I am the first woman President of PEN International. Therefore, one of my missions has been to help women writers and explore how violence against women creates censorship. The immeasurable variety of violence that women face–- from sex-selective abortion to stolen girls who are sold and trafficked, to female students at universities who are rated and slut-shamed on social media – one common result is that it silences the voices of women.
The historic lack of freedom for women and girls has in the past and is also in the present day almost always defended by reference to culture, religion and tradition. These arguments underscore that few groups have suffered greater violation of human rights in the name of culture than women.
It is the extraordinary legacy of women writers and journalists that inspire us at PEN to continue fighting the many barriers women writers still face. Whether that is censorship in the form of physical or emotional violence, a society that stereotypes and marginalizes them, or a publishing industry that still sees women earning less, publishing less, and being reviewed less than their male peers.

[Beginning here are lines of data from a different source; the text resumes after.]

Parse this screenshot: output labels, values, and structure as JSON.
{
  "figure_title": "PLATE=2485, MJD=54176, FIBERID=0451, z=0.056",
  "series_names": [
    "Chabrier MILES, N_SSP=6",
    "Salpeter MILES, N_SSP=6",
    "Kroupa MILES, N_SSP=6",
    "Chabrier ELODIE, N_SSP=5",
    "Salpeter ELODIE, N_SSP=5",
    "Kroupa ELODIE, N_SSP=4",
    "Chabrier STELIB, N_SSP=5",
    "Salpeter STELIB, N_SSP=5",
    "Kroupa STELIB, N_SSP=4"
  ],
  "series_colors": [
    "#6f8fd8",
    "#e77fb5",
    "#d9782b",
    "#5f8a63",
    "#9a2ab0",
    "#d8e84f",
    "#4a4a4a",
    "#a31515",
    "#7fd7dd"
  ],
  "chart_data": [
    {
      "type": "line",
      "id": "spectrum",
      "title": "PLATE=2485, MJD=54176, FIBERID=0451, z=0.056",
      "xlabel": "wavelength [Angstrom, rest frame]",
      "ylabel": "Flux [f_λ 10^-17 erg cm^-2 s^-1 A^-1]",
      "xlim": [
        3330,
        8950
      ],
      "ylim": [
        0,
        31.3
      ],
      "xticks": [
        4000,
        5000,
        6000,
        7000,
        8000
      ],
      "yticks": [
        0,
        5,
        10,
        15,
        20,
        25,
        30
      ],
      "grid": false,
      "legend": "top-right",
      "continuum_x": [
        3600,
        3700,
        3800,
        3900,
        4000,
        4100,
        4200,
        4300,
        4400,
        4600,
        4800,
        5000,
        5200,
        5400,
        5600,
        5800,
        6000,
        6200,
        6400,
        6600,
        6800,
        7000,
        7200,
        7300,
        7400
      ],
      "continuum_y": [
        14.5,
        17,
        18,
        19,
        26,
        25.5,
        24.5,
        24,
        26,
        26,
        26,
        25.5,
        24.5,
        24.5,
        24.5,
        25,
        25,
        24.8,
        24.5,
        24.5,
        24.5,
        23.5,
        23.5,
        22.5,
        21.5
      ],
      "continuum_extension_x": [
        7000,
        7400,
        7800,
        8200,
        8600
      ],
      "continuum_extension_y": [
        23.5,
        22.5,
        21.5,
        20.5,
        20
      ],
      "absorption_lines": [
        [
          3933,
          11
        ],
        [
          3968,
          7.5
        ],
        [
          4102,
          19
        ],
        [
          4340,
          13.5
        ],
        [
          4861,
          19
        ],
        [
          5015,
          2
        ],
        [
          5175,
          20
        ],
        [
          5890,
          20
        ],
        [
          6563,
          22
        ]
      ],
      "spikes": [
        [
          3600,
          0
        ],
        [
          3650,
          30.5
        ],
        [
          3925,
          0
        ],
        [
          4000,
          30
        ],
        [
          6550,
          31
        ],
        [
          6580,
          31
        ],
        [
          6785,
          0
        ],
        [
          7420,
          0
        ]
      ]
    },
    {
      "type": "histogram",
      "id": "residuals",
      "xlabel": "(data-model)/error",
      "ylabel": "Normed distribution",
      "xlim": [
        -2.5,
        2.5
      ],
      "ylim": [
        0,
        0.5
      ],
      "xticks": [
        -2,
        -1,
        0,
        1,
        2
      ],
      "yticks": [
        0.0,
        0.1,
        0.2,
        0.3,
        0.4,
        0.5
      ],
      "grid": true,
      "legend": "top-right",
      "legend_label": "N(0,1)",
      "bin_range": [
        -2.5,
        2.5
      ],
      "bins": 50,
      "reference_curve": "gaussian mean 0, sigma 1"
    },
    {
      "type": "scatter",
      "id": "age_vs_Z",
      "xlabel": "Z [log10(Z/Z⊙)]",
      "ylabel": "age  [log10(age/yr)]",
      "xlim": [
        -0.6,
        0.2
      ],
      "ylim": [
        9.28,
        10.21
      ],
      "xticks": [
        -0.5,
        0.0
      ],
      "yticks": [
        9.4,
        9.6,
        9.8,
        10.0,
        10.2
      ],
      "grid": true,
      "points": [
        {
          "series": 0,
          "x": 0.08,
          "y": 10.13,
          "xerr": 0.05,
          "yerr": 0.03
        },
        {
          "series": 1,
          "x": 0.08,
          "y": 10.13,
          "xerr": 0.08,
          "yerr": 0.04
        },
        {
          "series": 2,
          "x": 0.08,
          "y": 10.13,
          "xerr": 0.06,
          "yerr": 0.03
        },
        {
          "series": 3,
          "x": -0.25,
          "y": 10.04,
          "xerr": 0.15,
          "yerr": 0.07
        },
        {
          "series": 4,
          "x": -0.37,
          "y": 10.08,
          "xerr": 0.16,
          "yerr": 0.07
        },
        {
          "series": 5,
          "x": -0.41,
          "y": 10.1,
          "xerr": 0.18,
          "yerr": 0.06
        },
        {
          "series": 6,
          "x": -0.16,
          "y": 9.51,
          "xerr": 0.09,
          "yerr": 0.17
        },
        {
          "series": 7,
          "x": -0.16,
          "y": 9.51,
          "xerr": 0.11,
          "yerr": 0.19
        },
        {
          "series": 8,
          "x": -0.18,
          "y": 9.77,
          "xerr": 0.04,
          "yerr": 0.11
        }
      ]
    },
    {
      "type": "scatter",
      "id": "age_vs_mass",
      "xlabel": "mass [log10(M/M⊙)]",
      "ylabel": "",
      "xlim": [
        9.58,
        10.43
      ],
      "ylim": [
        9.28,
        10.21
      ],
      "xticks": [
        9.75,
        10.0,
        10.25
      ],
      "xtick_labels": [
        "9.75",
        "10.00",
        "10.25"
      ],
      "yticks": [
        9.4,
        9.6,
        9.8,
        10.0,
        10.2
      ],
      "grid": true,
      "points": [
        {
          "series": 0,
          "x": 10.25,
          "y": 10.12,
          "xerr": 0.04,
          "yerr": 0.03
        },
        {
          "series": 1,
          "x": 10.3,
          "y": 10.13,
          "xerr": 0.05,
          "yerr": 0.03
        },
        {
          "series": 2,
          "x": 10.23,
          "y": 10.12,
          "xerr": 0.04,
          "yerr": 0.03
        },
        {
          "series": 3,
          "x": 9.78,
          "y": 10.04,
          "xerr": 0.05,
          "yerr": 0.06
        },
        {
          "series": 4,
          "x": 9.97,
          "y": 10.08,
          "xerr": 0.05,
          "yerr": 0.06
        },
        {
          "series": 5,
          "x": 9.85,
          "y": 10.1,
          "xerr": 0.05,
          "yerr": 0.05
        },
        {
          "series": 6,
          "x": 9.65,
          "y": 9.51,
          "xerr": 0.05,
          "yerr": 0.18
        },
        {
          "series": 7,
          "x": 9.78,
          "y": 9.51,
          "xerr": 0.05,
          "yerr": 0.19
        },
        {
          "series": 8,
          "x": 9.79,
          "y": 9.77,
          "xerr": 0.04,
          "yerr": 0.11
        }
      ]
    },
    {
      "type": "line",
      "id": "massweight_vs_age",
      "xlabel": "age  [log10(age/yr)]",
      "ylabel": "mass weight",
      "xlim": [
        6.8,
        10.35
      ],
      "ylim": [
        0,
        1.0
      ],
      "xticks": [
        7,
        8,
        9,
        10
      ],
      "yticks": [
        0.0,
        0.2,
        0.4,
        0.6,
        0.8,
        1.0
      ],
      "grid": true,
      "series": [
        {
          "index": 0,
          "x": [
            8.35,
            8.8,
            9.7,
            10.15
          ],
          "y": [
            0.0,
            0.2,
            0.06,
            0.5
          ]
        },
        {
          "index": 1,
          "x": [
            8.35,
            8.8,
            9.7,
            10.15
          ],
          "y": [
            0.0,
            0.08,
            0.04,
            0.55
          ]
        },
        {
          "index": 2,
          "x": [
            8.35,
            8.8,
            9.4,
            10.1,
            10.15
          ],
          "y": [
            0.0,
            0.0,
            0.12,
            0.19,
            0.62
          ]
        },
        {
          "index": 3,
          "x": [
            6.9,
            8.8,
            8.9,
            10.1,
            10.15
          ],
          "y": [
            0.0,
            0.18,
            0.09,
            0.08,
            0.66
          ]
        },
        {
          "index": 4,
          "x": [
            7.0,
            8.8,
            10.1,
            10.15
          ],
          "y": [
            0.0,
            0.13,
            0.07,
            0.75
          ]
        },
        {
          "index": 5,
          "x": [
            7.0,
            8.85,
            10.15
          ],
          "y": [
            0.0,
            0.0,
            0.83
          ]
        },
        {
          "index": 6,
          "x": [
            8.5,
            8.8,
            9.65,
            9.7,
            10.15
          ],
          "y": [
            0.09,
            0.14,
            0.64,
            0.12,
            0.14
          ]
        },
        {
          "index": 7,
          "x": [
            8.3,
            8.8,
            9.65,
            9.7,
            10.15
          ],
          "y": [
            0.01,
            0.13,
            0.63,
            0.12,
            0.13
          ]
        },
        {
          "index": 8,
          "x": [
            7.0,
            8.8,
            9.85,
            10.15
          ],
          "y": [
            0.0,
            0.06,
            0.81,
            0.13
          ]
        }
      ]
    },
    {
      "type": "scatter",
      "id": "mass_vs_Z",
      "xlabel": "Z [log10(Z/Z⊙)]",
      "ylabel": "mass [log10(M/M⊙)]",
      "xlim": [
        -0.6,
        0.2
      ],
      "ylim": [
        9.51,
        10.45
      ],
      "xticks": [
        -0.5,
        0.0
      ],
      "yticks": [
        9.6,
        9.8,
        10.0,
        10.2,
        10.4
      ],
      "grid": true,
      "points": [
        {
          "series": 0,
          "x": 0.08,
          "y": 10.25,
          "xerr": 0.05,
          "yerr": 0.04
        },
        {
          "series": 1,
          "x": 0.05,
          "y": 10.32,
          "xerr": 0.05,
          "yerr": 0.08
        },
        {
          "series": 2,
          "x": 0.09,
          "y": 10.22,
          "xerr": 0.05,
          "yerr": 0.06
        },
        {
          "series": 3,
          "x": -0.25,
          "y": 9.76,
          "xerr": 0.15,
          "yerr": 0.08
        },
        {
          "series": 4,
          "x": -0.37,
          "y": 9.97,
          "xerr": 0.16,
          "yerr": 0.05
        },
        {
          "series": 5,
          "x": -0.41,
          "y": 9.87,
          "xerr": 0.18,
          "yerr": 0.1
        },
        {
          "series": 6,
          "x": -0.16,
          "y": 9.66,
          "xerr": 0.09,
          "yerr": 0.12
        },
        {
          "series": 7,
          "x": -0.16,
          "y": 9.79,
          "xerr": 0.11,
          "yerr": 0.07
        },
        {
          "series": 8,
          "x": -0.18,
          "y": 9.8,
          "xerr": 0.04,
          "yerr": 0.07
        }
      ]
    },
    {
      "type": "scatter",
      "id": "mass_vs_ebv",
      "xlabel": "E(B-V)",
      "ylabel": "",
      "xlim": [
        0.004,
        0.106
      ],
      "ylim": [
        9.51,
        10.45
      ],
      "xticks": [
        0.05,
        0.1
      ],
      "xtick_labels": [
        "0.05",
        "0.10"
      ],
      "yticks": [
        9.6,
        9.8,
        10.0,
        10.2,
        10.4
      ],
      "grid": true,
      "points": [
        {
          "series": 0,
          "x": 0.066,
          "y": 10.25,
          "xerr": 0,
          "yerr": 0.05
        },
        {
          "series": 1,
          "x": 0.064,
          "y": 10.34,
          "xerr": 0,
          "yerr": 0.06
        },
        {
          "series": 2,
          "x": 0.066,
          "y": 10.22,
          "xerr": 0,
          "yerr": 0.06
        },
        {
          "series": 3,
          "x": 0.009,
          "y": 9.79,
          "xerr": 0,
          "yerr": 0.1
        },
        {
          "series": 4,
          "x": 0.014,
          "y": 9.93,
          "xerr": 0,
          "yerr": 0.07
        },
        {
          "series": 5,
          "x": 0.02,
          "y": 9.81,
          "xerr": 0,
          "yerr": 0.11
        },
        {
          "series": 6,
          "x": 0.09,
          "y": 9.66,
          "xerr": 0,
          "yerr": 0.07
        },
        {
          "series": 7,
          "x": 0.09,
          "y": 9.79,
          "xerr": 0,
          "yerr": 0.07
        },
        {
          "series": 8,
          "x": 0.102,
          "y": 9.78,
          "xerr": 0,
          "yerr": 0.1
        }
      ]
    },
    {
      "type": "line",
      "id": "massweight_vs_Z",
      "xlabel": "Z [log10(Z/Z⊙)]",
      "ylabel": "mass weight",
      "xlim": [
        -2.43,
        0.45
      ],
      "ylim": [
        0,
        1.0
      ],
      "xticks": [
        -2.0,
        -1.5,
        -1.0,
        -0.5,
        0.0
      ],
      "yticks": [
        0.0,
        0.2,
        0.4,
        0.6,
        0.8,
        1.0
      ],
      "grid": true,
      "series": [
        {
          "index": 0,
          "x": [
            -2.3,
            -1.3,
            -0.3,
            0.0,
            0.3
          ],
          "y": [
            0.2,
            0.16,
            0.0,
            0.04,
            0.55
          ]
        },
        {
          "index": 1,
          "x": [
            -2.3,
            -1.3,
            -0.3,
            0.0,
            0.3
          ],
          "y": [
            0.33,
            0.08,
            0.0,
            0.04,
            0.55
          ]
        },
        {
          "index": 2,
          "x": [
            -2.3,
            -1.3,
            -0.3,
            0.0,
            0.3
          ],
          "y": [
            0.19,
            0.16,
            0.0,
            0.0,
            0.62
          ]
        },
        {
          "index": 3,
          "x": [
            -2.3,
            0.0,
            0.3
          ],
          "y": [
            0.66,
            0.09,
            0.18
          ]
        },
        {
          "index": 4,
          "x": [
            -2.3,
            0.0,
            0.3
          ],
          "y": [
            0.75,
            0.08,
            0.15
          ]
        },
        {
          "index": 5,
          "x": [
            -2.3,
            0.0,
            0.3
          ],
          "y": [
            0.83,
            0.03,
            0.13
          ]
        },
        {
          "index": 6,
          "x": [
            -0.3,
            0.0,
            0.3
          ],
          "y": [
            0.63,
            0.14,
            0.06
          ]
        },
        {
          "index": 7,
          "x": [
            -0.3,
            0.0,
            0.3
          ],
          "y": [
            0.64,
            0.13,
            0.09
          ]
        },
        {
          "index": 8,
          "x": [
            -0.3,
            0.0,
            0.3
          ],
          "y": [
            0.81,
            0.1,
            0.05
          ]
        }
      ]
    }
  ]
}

Because of this PEN has created the PEN’s Women’s Manifesto, which stands for non-violence, safety, education, access and parity. Even in countries where we think there is parity, there just simply isn’t. The novelist and journalist Kamila Shamsie, an advisor on our Manifesto, discovered that most every woman who had won the Booker or Pulitzer Prize, her novel’s protagonist had been a man. Almost every woman writer knows that if she writes about women she will not win awards – consciously and unconsciously the female experience is considered less profound. Carolina Criado Perez, who was also an advisor on the PEN Women’s Manifesto, created the campaign to have a woman, who is not the queen, on a British bank note. Criado Perez was so vilified she had to shut down all her social media accounts as she received so much hate mail that even included threats of rape and murder. Thanks to her we now have Jane Austin’s face on a ten-pound note. Vida - an organization in the USA that tracks how many women’s books are reviewed (the path to visibility, prestige and literary prizes) – has discovered grave problems, which include the fact that women writers, if reviewed, are usually reviewed by women and their work is almost always compared to the work of another woman. The poet Grace Schulman, an expert on Marianne Moore, an American modernist poet, recently told me that Moore, who died in 1972, is always compared to Emily Dickenson, who died in 1886 almost one hundred years earlier, instead of her male contemporaries!
This is a global problem that also persists here. In thinking about women and because we are in India, we need to honour the brave life of the Indian journalist and editor Guari Lankesh who was murdered on September 5th 2017. She fought injustice with words. Her killers had bullets.
We must also underscore the India’s government’s annual economic survey, which was released January 30th, just two weeks ago, which claims that more than 63 million women are “missing” across India and more than 21 million are unwanted by their families. “The challenge of gender is long-standing, probably going back millennia,” wrote the report’s author, chief economic adviser Arvind Subramanian, noting that India must “confront the societal preference for boys”.
I feel the deepest sorrow at the loss of these girls’ voices, stories- their lives. PEN’s Women’s Manifesto speaks to this sorrow and ends with these words: Humanity is both wanting and bereft without the full and free expression of women’s creativity and knowledge.